Dave noted the similarities between QServe’s solution and earlier industry breakthroughs:
“In a throwback to ye olden days of the storage world, we were presented with (seemingly) hard limits of, for example, 1TB of physical storage – and yet we found ways to work around this in software. Enter: on-the-fly compression which, as algorithms developed further, became more and more efficient and you had different compression algorithms for different use cases, e.g. LZ4 vs GZIP and even continued to innovate in later years with ZSTD becoming even more efficient and delivering the sweet spots of both the aforementioned.

We will undoubtedly reach the same point in AI workloads, where we are presented with (again, seemingly) hard limits of the physical infrastructure involved and we will have a need to get clever. QServe is a glimpse of what getting clever might actually look like.”

Ultimately, QServe is a wake-up call about breaking habits.
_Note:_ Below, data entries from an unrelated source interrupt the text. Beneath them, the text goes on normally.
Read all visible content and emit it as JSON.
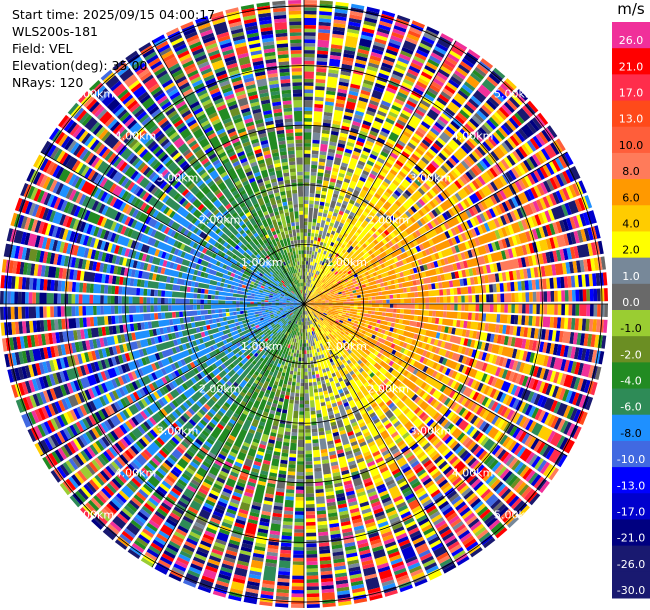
{
  "info": {
    "start_time": "Start time: 2025/09/15 04:00:17",
    "instrument": "WLS200s-181",
    "field": "Field: VEL",
    "elevation": "Elevation(deg): 35.00",
    "nrays": "NRays: 120"
  },
  "colorbar": {
    "title": "m/s",
    "bins": [
      {
        "label": "26.0",
        "color": "#f0309a"
      },
      {
        "label": "21.0",
        "color": "#ff0000"
      },
      {
        "label": "17.0",
        "color": "#ff2d4b"
      },
      {
        "label": "13.0",
        "color": "#ff4a1a"
      },
      {
        "label": "10.0",
        "color": "#ff5e3a"
      },
      {
        "label": "8.0",
        "color": "#ff7b5a"
      },
      {
        "label": "6.0",
        "color": "#ff9900"
      },
      {
        "label": "4.0",
        "color": "#ffcc00"
      },
      {
        "label": "2.0",
        "color": "#ffff00"
      },
      {
        "label": "1.0",
        "color": "#778899"
      },
      {
        "label": "0.0",
        "color": "#696969"
      },
      {
        "label": "-1.0",
        "color": "#9acd32"
      },
      {
        "label": "-2.0",
        "color": "#6b8e23"
      },
      {
        "label": "-4.0",
        "color": "#228b22"
      },
      {
        "label": "-6.0",
        "color": "#2e8b57"
      },
      {
        "label": "-8.0",
        "color": "#1e90ff"
      },
      {
        "label": "-10.0",
        "color": "#4169e1"
      },
      {
        "label": "-13.0",
        "color": "#0000ff"
      },
      {
        "label": "-17.0",
        "color": "#0000cd"
      },
      {
        "label": "-21.0",
        "color": "#000080"
      },
      {
        "label": "-26.0",
        "color": "#191970"
      },
      {
        "label": "-30.0",
        "color": "#191970"
      }
    ]
  },
  "chart_data": {
    "type": "heatmap",
    "projection": "polar-ppi",
    "field": "VEL",
    "units": "m/s",
    "nrays": 120,
    "range_rings_km": [
      1,
      2,
      3,
      4,
      5
    ],
    "ring_labels": [
      "1.00km",
      "2.00km",
      "3.00km",
      "4.00km",
      "5.00km"
    ],
    "max_range_km": 5.1,
    "azimuth_lines_deg": [
      0,
      30,
      60,
      90,
      120,
      150,
      180,
      210,
      240,
      270,
      300,
      330
    ],
    "velocity_pattern": {
      "west_sector_inner": "negative (-1 to -6 m/s)",
      "east_sector_inner": "positive (2 to 10 m/s)",
      "outer_ranges": "noisy, full color scale"
    }
  }
}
While the industry has been conditioned to worship bigger GPUs on reference architectures – driving up costs and complexity in the name of vendor roadmaps – QServe is a reminder that smart software still comes out on top.

As Dave accurately puts it:
”We’ve accepted that hardware has limitations, but there’s no reason to just lie down. You can be clever and work around it with software. Ingenuity always wins in the end.”
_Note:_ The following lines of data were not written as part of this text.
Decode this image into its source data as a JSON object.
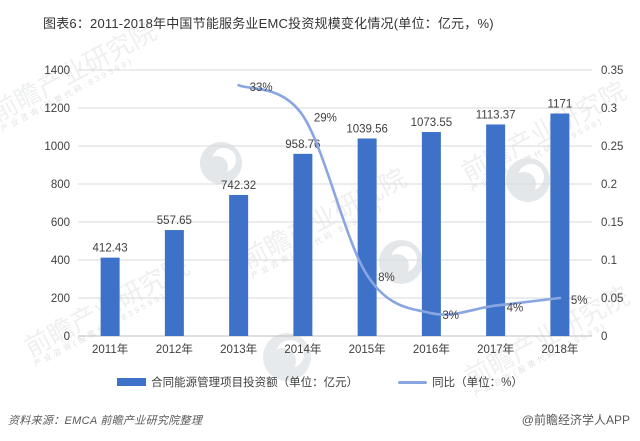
{
  "title": "图表6：2011-2018年中国节能服务业EMC投资规模变化情况(单位：亿元，%)",
  "chart_data": {
    "type": "bar",
    "subtype": "bar-line-combo",
    "title": "图表6：2011-2018年中国节能服务业EMC投资规模变化情况(单位：亿元，%)",
    "categories": [
      "2011年",
      "2012年",
      "2013年",
      "2014年",
      "2015年",
      "2016年",
      "2017年",
      "2018年"
    ],
    "series": [
      {
        "name": "合同能源管理项目投资额（单位：亿元）",
        "chart": "bar",
        "axis": "left",
        "color": "#3E72C8",
        "values": [
          412.43,
          557.65,
          742.32,
          958.76,
          1039.56,
          1073.55,
          1113.37,
          1171
        ],
        "labels": [
          "412.43",
          "557.65",
          "742.32",
          "958.76",
          "1039.56",
          "1073.55",
          "1113.37",
          "1171"
        ]
      },
      {
        "name": "同比（单位：%）",
        "chart": "line",
        "axis": "right",
        "color": "#89A6E3",
        "values": [
          null,
          null,
          0.33,
          0.29,
          0.08,
          0.03,
          0.04,
          0.05
        ],
        "labels": [
          null,
          null,
          "33%",
          "29%",
          "8%",
          "3%",
          "4%",
          "5%"
        ]
      }
    ],
    "left_axis": {
      "min": 0,
      "max": 1400,
      "step": 200,
      "ticks": [
        "0",
        "200",
        "400",
        "600",
        "800",
        "1000",
        "1200",
        "1400"
      ]
    },
    "right_axis": {
      "min": 0,
      "max": 0.35,
      "step": 0.05,
      "ticks": [
        "0",
        "0.05",
        "0.1",
        "0.15",
        "0.2",
        "0.25",
        "0.3",
        "0.35"
      ]
    },
    "grid": true,
    "legend_position": "bottom"
  },
  "legend": {
    "bar_label": "合同能源管理项目投资额（单位：亿元）",
    "line_label": "同比（单位：%）"
  },
  "footer": {
    "source": "资料来源：EMCA 前瞻产业研究院整理",
    "credit": "@前瞻经济学人APP"
  },
  "watermark": {
    "text": "前瞻产业研究院",
    "sub": "产业咨询(股票代码:839599)"
  },
  "colors": {
    "bar": "#3E72C8",
    "line": "#89A6E3",
    "grid": "#D9D9D9",
    "axis": "#BFBFBF",
    "text": "#404040",
    "title": "#333333",
    "footer": "#595959"
  }
}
Why this matters for Stelia

This is just one example of what happens when ingenuity reclaims center stage, refusing to be boxed in by hardware limitations. That principle resonates strongly with Stelia’s own purpose. At Stelia, we are committed to advancing artificial intelligence that is not just more powerful, but more purposeful – adaptive, transparent, and human-centered. While we continue to explore advanced quantisation, co-designed inference stacks, and systems-level optimisations like those demonstrated by QServe, our broader goal is to ensure these technologies serve humanity with responsibility, fairness and long-term impact. It is systems-led ideas like QServe that illustrate a path toward this goal – by proving that thoughtful engineering can break barriers and expand what AI is capable of.